L’Assemblée nationale a adopté à l’unanimité, mardi soir, une proposition de loi visant à protéger les victimes de violences sexuelles en leur garantissant d’être informées de la sortie de détention de leur agresseur. Le texte vise à éviter que les victimes ne subissent un nouveau traumatisme en apprenant la libération par hasard.
Un texte né d’un drame
La proposition de loi fait suite au suicide d’un adolescent de 17 ans, Yanis, dont l’agresseur sexuel avait été remis en liberté sans que le jeune homme en soit informé. Ses parents, présents en tribune, ont été applaudis par les députés. Portée par la députée Renaissance Laure Miller, soutenue par le gouvernement et les associations, la proposition doit désormais être examinée au Sénat.
« La libération d’un agresseur, c’est un séisme pour la victime », a déclaré Laure Miller. « Laisser la victime le découvrir par hasard, par des rumeurs ou pas du tout, c’est une violence supplémentaire que l’État lui inflige. »
Une information systématique
Actuellement, le droit à l’information existe mais dépend souvent d’une demande de la victime ou de la discrétion d’un juge. Malgré des circulaires, « c’est la catastrophe, les enfants que nous suivons ne sont que très rarement informés », a déploré Steffy Alexandrian, fondatrice de l’association Carl, qui accompagnait Yanis. L’association Face à l’inceste ajoute : « Il est temps de reconnaître que la prise en compte du traumatisme n’est pas un à-côté du parcours judiciaire. »
Le texte prévoit que l’autorité judiciaire informe les victimes de toute libération, même temporaire, d’une personne mise en examen, prévenue, accusée ou condamnée pour viol, agression sexuelle ou violence conjugale. Cela inclut les sorties de détention provisoire ou ponctuelles. La victime peut toutefois refuser d’être informée.
Un délai d’au moins un mois
Les députés ont adopté des amendements pour que l’information soit communiquée au moins un mois avant la libération, afin de permettre aux victimes de mobiliser leur entourage ou leur thérapeute et d’organiser leur protection. Arnaud Bonnet (groupe écologiste) a souligné l’importance de ce délai. Cependant, Laure Miller a noté que ce délai peut être impossible à respecter matériellement. Dans ce cas, l’information devra être donnée « dans les meilleurs délais ».

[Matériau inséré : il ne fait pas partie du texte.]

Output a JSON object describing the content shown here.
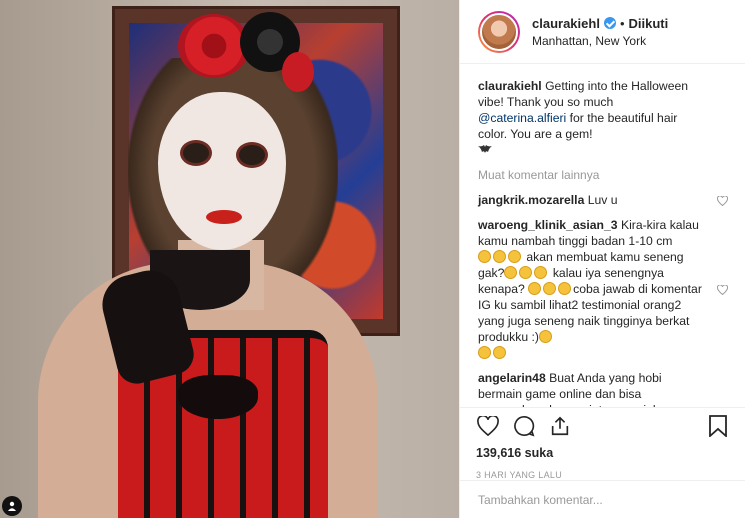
{
  "post": {
    "user_tag_icon": "person-icon"
  },
  "header": {
    "username": "claurakiehl",
    "separator": "•",
    "follow_label": "Diikuti",
    "location": "Manhattan, New York"
  },
  "caption": {
    "username": "claurakiehl",
    "text_before": "Getting into the Halloween vibe! Thank you so much",
    "mention": "@caterina.alfieri",
    "text_after": "for the beautiful hair color. You are a gem!"
  },
  "load_more_label": "Muat komentar lainnya",
  "comments": [
    {
      "username": "jangkrik.mozarella",
      "text": "Luv u"
    },
    {
      "username": "waroeng_klinik_asian_3",
      "text_1": "Kira-kira kalau kamu nambah tinggi badan 1-10 cm",
      "text_2": "akan membuat kamu seneng gak?",
      "text_3": "kalau iya senengnya kenapa?",
      "text_4": "coba jawab di komentar IG ku sambil lihat2 testimonial orang2 yang juga seneng naik tingginya berkat produkku :)"
    },
    {
      "username": "angelarin48",
      "text": "Buat Anda yang hobi bermain game online dan bisa menangkan dengan jutaan rupiah nya loh..hanya di SANADOMINO"
    }
  ],
  "actions": {
    "icons": [
      "heart-icon",
      "comment-icon",
      "share-icon",
      "bookmark-icon"
    ],
    "likes": "139,616 suka",
    "time": "3 HARI YANG LALU"
  },
  "add_comment": {
    "placeholder": "Tambahkan komentar...",
    "menu_label": "•••"
  },
  "colors": {
    "link": "#003569",
    "verified": "#3897f0",
    "muted": "#999999"
  }
}
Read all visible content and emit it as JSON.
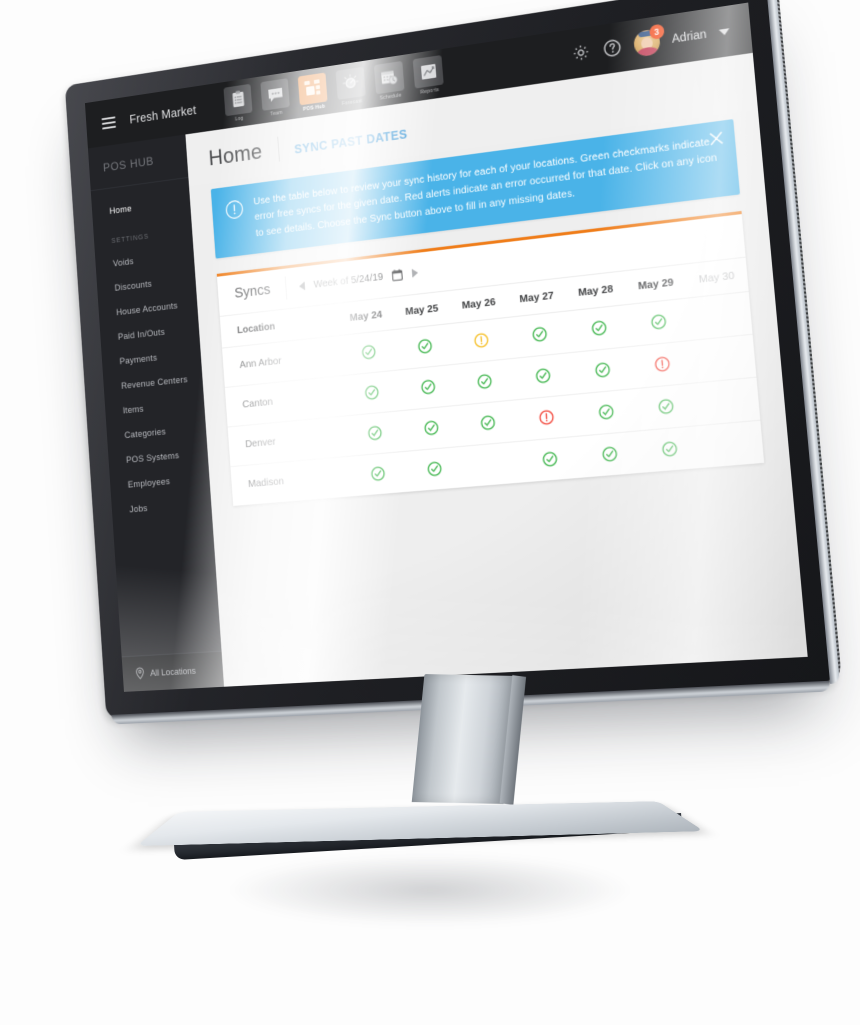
{
  "topbar": {
    "brand": "Fresh Market",
    "menu_icon": "hamburger-icon",
    "nav": [
      {
        "label": "Log",
        "icon": "clipboard-icon",
        "active": false
      },
      {
        "label": "Team",
        "icon": "chat-bubble-icon",
        "active": false
      },
      {
        "label": "POS Hub",
        "icon": "pos-grid-icon",
        "active": true
      },
      {
        "label": "Forecast",
        "icon": "gauge-icon",
        "active": false
      },
      {
        "label": "Schedule",
        "icon": "calendar-clock-icon",
        "active": false
      },
      {
        "label": "Reports",
        "icon": "line-chart-icon",
        "active": false
      }
    ],
    "settings_icon": "gear-icon",
    "help_icon": "question-circle-icon",
    "notification_count": "3",
    "username": "Adrian",
    "user_chevron": "chevron-down-icon"
  },
  "sidebar": {
    "title": "POS HUB",
    "items": [
      {
        "label": "Home",
        "active": true
      }
    ],
    "section_label": "SETTINGS",
    "settings_items": [
      {
        "label": "Voids"
      },
      {
        "label": "Discounts"
      },
      {
        "label": "House Accounts"
      },
      {
        "label": "Paid In/Outs"
      },
      {
        "label": "Payments"
      },
      {
        "label": "Revenue Centers"
      },
      {
        "label": "Items"
      },
      {
        "label": "Categories"
      },
      {
        "label": "POS Systems"
      },
      {
        "label": "Employees"
      },
      {
        "label": "Jobs"
      }
    ],
    "footer": {
      "label": "All Locations",
      "icon": "location-pin-icon"
    }
  },
  "page": {
    "title": "Home",
    "action_link": "SYNC PAST DATES"
  },
  "banner": {
    "icon": "exclamation-circle-icon",
    "close_icon": "close-icon",
    "text": "Use the table below to review your sync history for each of your locations. Green checkmarks indicate error free syncs for the given date. Red alerts indicate an error occurred for that date. Click on any icon to see details. Choose the Sync button above to fill in any missing dates.",
    "background_color": "#4ab3e8"
  },
  "card": {
    "accent_color": "#ef7d1a",
    "title": "Syncs",
    "prev_icon": "triangle-left-icon",
    "next_icon": "triangle-right-icon",
    "week_label": "Week of 5/24/19",
    "calendar_icon": "calendar-icon"
  },
  "table": {
    "columns": [
      {
        "label": "Location",
        "future": false
      },
      {
        "label": "May 24",
        "future": false
      },
      {
        "label": "May 25",
        "future": false
      },
      {
        "label": "May 26",
        "future": false
      },
      {
        "label": "May 27",
        "future": false
      },
      {
        "label": "May 28",
        "future": false
      },
      {
        "label": "May 29",
        "future": false
      },
      {
        "label": "May 30",
        "future": true
      }
    ],
    "rows": [
      {
        "location": "Ann Arbor",
        "statuses": [
          "ok",
          "ok",
          "warn",
          "ok",
          "ok",
          "ok",
          "none"
        ]
      },
      {
        "location": "Canton",
        "statuses": [
          "ok",
          "ok",
          "ok",
          "ok",
          "ok",
          "error",
          "none"
        ]
      },
      {
        "location": "Denver",
        "statuses": [
          "ok",
          "ok",
          "ok",
          "error",
          "ok",
          "ok",
          "none"
        ]
      },
      {
        "location": "Madison",
        "statuses": [
          "ok",
          "ok",
          "none",
          "ok",
          "ok",
          "ok",
          "none"
        ]
      }
    ],
    "status_colors": {
      "ok": "#3cb44a",
      "warn": "#f5bd20",
      "error": "#f24438",
      "none": ""
    }
  }
}
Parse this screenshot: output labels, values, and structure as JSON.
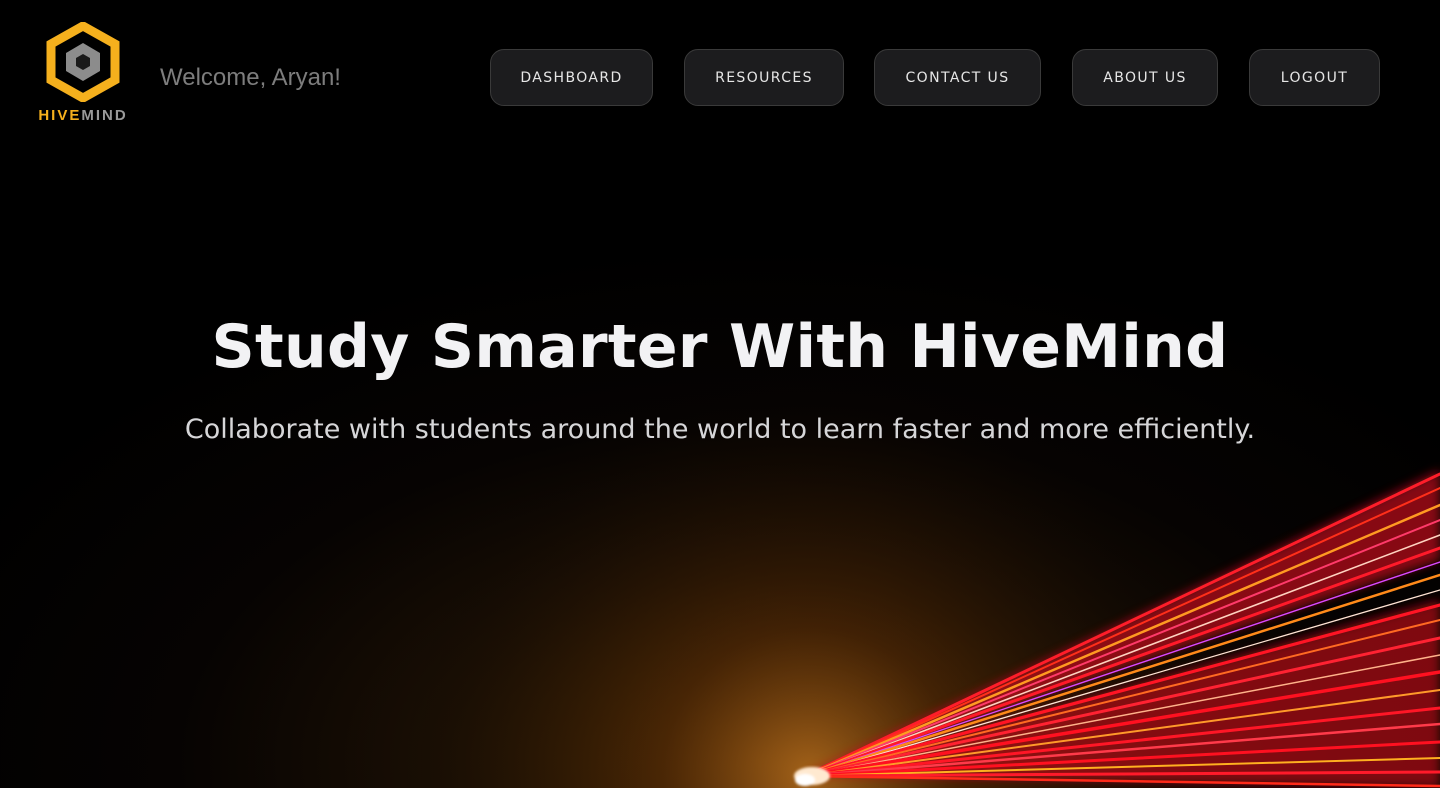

Durant ce délai, la victime pourra présenter des « observations » et demander l’attribution d’un « téléphone grave danger » par le juge d’application des peines, dispositif permettant d’alerter rapidement les forces de l’ordre.
Interdictions renforcées
Le texte systématise également, en cas de libération, l’interdiction d’entrer en contact avec la victime, de résider à proximité de son domicile ou de son lieu de travail. Le juge ne pourra déroger à ces interdictions qu’en motivant sa décision.
Des expérimentations à venir
Enfin, la proposition prévoit l’expérimentation pendant deux ans de « guichets de suivi des victimes » dans les départements, réunissant tous les acteurs chargés de les accompagner, notamment juridiquement et psychologiquement. Certains députés ont regretté qu’il ne s’agisse que d’une expérimentation.
La députée socialiste Céline Thiébault-Martinez a soutenu la mesure tout en regrettant l’absence d’une loi plus globale sur les violences sexistes et sexuelles. La députée RN Sophie Blanc a estimé que les victimes attendent « que les décisions de justice soient effectivement exécutées ».
Le texte s’inscrit dans les recommandations de la Commission indépendante sur l’inceste et les violences sexuelles faites aux enfants (Civiise).